Aveva una tunica blu vivace contornata di quelli che sembravano orribili tulipani rossi, il cui riverbero faceva quasi male agli occhi. L’uomo si asciugò il viso pallido con un fazzoletto giallo, prese un registro e senza proferire parola si apprestò a registrare le generalità dei viaggiatori.

Senza porgere alcuna scusa, cercare di accampare un discorso o qualsiasi altra cosa, l’ometto li accompagnò di fretta nella saletta interna e con i soliti modi poco cortesi cominciò a scribacchiare.

La sola presenza di una persona tanto maleducata fece stringere le labbra a zia Petunia in una linea molto, molto sottile, mentre zio Vernon lo fissava con nuove sfumature di disgusto che fino ad allora avevano graziato soltanto lo specchio della hall.

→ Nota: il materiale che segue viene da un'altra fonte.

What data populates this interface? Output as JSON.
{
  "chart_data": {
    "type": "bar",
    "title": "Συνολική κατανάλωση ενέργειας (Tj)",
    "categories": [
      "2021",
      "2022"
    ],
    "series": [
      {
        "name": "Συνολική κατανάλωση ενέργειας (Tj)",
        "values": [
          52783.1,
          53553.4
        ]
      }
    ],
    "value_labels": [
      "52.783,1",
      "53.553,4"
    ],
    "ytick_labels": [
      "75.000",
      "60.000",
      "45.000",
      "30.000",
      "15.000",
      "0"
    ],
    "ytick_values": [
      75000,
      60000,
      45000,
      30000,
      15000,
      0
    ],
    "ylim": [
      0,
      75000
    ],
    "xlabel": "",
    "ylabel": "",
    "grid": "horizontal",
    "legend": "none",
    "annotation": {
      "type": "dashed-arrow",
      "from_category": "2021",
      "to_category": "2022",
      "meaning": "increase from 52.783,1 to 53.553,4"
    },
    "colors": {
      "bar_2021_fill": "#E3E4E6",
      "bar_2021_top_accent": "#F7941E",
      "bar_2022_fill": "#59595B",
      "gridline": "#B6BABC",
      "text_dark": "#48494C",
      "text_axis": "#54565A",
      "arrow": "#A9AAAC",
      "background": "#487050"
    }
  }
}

Qualche minuto dopo, per fortuna prima che la tempra del signor Dursley potesse essere messa alla prova, il nucleo famigliare atterrò traballante nella grande Sala Circolare dell’Ufficio Metropolvere del Ministero della Magia inglese, dove una signorina dai modi garbati, nonostante fossero affettati e palesemente imparati a memoria, prese le loro generalità e indicò loro il camino più vicino.

 

Fu una famiglia molto stanca, provata e sporca di fuliggine che arrivò al numero 10 di Greenpool Road, Peaslake, Surrey.